A última experiência constrangedora foi em um vôo até Pernambuco. Eu estava acompanhado por minha mulher e filha, planejávamos há meses e convidamos os amigos Vinicius Jatobá e sua namorada e Antônio Dutra com sua esposa, quando eles me viram mudar de cor, minha pele ganhou tonalidades que o arco – íris não suspeita ter em sua paleta de cores. Quando o porta do avião foi fechada, um Deus me acuda. Eu quase morro. A aeromoça, bonita, me deu alguns calmantes, mas os meus amigos fizeram melhor, me puseram sob cordas. Realizei toda a viagem amarrado para não me atirar porta afora.

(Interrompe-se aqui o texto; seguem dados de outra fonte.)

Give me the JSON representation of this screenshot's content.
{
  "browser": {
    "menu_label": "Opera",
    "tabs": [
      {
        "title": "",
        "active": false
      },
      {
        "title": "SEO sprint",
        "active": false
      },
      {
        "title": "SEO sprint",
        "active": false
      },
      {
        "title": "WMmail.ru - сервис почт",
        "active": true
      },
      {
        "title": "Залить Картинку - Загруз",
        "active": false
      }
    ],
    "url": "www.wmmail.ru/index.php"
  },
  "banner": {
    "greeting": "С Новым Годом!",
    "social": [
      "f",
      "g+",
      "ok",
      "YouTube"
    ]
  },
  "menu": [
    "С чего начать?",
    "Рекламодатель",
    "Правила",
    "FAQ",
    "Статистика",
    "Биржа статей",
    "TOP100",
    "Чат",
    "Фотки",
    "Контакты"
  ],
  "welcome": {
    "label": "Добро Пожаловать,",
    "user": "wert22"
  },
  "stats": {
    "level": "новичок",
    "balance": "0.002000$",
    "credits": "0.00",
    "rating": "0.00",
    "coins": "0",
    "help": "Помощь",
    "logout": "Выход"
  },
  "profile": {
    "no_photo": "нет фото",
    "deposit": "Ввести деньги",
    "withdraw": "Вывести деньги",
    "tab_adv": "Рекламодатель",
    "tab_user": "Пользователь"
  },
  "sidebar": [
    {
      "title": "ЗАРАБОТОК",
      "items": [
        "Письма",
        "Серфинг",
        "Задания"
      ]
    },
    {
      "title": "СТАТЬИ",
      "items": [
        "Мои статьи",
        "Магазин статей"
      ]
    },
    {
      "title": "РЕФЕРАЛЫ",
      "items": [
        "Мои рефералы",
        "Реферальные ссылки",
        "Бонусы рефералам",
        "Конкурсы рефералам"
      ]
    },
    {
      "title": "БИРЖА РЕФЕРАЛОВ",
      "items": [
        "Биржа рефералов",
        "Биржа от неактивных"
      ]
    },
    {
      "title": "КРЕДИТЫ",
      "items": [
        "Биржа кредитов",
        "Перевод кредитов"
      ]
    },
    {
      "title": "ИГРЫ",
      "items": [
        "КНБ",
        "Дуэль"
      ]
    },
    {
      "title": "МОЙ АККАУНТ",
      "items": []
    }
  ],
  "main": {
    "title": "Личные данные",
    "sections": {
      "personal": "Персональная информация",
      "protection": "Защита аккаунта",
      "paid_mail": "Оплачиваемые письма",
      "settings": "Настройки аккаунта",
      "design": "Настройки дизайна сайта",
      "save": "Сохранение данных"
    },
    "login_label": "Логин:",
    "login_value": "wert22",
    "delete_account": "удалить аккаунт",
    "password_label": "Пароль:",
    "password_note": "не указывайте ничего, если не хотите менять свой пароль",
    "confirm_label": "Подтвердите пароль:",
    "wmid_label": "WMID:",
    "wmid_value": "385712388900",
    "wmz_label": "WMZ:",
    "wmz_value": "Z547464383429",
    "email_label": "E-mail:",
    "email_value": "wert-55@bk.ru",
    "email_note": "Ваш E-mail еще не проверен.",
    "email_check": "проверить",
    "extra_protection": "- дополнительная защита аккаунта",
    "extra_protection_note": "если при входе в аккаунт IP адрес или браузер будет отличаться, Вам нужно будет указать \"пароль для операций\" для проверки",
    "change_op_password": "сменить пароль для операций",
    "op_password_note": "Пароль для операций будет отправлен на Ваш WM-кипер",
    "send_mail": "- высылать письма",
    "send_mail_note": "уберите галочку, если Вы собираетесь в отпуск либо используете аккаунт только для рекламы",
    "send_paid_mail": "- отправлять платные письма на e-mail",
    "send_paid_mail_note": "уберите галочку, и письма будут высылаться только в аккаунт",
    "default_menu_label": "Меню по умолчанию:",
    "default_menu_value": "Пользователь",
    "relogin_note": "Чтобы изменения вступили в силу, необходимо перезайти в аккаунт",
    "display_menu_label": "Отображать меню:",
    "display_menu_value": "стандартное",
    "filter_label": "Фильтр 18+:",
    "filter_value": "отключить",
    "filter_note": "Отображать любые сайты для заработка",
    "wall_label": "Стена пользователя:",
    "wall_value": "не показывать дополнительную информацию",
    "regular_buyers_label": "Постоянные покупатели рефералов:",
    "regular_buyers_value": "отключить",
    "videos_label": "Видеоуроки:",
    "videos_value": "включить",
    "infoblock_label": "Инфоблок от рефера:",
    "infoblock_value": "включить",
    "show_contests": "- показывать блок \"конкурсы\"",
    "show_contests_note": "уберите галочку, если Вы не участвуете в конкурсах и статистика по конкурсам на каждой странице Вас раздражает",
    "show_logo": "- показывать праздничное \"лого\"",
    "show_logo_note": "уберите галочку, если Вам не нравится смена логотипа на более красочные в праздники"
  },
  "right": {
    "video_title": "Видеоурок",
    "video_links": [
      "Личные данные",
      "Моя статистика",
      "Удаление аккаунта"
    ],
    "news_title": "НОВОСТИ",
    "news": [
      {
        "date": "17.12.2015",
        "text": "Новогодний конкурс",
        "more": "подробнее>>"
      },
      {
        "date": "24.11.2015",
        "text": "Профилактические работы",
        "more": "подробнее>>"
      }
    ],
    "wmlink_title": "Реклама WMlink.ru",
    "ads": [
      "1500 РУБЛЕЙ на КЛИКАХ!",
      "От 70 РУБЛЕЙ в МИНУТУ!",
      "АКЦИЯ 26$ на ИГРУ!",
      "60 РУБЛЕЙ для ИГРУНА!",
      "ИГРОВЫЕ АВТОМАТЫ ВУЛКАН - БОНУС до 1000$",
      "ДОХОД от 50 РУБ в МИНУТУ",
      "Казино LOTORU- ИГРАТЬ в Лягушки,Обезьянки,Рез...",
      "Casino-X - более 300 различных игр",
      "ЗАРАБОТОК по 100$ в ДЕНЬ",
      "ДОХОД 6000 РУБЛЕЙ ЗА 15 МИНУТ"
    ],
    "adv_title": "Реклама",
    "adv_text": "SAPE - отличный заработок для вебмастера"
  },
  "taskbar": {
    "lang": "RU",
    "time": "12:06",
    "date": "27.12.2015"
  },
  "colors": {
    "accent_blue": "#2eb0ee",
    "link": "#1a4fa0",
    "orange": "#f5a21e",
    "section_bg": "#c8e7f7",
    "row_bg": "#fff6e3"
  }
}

- Resolvi viajar de ônibus.


- Isto é para a sua filha.


O pacote pequeno, embrulhado com papel de presente vermelho, passa de suas mãos nervosas para as minhas. Procuro abri-lo com cuidado para não rasgar muito. Vejo um par de sapatinhos de crochê verdes – claros.


-Uma distração para as mulheres lá de casa.


Emenda que precisa ir, não me preocupasse em agradecer, que não era nada.


- Mandei o livro. Você leu? Eu disse na esperança de resposta.


- Não, eu não li. Acho mesmo que não vou ler. Mas muito obrigado.


-Por quê?


-Não vou poder ajudá-lo muito. E, além do mais, estou na fase de releituras – Sentenciou antes de me dar as costas, para ir embora dali.


- Você volta a Curitiba? Perguntou-me, já de costas.


- Eu não sei, sinceramente não sei.

Comentários

Daniel Osiecki disse…
Grande Mariel, gostei muito de sua incursão por Curitiba, à procura do Vampiro.E eu até virei personagem. Gostei muito. Prosa direta e sempre afiada. Um grande abraço, piá (termo curitibano).